Pada akhirnya, drone adalah alat. Mereka adalah beberapa sarana serangan paling tepat yang ada di Departemen Pertahanan, tetapi itu tidak banyak melindungi mereka dari pembatasan yang diberlakukan sendiri yang membatasi aplikasi mereka. Paradoksnya, tidak perlu dipertanyakan lagi adalah tidak adanya dengar pendapat Kongres tentang pendudukan tanah massal selama dua dekade dan kerusakan tambahan yang tak terhitung sebagai akibatnya.
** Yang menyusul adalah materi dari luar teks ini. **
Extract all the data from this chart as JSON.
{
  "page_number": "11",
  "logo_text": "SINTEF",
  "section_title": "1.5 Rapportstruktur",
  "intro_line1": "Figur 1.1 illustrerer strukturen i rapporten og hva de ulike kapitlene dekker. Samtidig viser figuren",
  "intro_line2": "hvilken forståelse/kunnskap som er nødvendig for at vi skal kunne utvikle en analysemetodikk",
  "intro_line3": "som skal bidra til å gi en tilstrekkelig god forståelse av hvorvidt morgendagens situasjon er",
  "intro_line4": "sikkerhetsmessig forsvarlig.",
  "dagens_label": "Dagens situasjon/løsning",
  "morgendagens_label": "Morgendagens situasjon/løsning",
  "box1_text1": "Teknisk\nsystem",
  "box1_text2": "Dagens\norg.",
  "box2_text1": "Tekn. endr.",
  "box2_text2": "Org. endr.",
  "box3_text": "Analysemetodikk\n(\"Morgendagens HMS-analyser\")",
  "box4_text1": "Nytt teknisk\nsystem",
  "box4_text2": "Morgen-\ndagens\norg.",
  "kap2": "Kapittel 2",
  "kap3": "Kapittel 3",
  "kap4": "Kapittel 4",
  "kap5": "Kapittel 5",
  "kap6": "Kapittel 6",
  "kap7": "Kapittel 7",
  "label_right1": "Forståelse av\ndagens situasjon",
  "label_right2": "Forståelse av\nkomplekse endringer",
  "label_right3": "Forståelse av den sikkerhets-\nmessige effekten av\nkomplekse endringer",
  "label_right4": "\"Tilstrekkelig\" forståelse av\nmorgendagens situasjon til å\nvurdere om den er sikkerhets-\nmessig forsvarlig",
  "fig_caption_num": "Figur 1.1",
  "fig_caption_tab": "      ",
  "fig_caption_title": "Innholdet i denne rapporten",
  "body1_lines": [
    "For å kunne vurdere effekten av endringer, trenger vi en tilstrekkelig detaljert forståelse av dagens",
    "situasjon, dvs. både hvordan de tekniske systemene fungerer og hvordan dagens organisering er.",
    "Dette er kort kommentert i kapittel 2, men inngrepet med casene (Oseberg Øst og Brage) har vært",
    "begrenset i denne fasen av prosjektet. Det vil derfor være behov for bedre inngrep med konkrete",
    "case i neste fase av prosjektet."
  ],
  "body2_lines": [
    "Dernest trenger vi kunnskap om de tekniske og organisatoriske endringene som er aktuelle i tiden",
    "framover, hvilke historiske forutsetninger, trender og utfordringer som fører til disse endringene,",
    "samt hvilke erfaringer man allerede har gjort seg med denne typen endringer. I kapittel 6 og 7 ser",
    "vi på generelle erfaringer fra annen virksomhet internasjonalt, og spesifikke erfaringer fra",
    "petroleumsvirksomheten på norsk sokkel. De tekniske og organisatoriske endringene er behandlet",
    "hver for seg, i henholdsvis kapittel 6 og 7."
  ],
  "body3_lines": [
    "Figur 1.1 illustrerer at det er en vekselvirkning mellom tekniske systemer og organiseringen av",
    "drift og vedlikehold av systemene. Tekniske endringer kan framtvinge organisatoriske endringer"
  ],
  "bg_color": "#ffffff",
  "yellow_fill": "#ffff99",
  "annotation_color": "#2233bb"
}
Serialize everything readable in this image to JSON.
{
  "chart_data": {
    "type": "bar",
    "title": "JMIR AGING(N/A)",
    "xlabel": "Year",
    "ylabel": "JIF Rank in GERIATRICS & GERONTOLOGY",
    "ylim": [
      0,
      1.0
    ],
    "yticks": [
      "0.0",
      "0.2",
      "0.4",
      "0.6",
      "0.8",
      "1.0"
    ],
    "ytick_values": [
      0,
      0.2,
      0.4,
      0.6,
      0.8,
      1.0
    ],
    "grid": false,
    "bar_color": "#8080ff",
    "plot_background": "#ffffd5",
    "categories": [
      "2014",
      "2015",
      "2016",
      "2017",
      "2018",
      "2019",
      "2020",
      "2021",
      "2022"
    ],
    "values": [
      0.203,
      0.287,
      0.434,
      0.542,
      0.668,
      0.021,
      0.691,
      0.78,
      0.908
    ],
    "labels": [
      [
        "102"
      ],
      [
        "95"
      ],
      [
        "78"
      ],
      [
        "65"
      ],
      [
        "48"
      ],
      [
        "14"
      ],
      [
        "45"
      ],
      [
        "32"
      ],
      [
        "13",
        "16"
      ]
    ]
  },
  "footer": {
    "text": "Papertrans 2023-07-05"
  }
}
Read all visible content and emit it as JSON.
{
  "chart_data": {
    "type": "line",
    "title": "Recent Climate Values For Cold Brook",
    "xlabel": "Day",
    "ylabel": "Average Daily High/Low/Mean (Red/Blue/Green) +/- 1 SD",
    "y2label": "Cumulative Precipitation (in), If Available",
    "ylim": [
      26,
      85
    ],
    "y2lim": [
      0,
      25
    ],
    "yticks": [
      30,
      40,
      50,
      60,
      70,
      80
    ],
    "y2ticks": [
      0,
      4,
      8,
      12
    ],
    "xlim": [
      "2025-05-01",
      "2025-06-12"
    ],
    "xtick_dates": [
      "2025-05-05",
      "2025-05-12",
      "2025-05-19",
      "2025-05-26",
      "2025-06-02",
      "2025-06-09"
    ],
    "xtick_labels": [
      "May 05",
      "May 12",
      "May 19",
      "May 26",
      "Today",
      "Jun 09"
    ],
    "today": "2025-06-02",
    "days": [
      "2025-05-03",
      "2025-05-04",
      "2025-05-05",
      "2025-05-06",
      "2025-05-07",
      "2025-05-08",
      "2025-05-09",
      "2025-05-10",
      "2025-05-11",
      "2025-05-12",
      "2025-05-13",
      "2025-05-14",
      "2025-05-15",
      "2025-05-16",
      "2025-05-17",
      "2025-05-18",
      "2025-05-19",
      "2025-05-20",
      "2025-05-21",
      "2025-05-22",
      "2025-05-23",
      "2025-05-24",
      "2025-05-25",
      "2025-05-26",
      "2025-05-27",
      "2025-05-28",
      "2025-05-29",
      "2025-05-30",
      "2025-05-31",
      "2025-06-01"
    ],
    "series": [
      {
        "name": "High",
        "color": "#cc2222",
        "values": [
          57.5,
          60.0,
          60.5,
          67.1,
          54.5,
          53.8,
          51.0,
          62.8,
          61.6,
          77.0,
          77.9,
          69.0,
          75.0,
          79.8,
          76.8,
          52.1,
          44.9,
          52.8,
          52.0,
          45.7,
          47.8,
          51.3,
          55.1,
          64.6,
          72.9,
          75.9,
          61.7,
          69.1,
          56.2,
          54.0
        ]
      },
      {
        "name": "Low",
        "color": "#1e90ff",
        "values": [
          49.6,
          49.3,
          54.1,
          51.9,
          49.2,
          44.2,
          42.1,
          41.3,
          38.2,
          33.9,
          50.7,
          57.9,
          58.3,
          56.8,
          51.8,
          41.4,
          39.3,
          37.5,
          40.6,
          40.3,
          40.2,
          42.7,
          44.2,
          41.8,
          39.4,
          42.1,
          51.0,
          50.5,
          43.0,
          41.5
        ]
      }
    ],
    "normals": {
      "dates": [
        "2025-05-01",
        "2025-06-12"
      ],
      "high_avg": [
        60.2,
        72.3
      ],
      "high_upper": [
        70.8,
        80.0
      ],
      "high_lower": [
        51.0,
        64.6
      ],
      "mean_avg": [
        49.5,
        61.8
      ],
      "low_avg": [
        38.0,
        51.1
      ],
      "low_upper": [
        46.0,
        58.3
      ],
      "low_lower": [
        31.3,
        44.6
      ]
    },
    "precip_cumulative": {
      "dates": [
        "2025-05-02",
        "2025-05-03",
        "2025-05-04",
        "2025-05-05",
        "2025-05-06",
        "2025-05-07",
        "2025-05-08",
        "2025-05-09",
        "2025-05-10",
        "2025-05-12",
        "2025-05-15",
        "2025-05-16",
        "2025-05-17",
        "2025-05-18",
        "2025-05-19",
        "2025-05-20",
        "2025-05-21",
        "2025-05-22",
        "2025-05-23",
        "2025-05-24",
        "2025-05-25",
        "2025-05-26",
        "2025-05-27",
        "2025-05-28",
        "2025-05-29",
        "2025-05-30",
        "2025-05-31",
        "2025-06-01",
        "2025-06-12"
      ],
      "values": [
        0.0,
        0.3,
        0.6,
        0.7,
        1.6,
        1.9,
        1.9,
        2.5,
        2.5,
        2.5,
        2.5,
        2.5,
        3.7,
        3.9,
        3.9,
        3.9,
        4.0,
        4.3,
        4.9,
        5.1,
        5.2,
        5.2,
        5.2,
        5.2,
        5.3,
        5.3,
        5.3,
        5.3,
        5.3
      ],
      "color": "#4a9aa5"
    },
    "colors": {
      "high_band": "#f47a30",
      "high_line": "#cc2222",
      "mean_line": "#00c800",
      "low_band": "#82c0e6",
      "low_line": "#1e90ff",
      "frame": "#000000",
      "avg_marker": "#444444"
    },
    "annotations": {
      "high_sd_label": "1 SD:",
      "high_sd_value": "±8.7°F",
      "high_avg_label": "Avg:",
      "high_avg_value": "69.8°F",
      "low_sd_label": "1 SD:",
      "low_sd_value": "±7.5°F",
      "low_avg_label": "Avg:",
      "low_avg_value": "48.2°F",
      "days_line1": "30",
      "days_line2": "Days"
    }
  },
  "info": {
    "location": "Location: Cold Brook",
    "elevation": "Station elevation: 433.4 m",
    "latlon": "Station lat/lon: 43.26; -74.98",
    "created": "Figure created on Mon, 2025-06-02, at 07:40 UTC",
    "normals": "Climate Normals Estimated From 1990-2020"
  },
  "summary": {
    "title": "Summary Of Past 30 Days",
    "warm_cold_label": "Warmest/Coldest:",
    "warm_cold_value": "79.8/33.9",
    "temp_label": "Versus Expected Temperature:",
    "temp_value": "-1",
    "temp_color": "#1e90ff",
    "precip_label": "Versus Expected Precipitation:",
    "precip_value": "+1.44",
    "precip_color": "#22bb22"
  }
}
Beberapa pemimpin keamanan nasional saat ini mengarahkan pandangan mereka pada target yang salah. Mereka merusak beberapa alat perang kami yang paling efektif dan bijaksana pada saat kami perlu mengembangkannya lebih lanjut. Kita perlu memberdayakan pria dan wanita berseragam kita untuk menang secara meyakinkan ketika terlibat dalam konflik. Kita tidak hanya berhutang kejelasan ini kepada mereka, tetapi juga sangat mengurangi risiko terhadap warga sipil tak berdosa di wilayah tempat kita berperang. Itu berarti merangkul teknologi seperti RPA, dan evolusinya ke pesawat tempur kolaboratif yang akan mengandalkan kecerdasan buatan dan otonomi untuk mengoptimalkan efektivitasnya sambil meningkatkan kemampuan untuk meminimalkan korban sipil. Kepemimpinan kita harus merangkul kemampuan ini, bukan menghalanginya.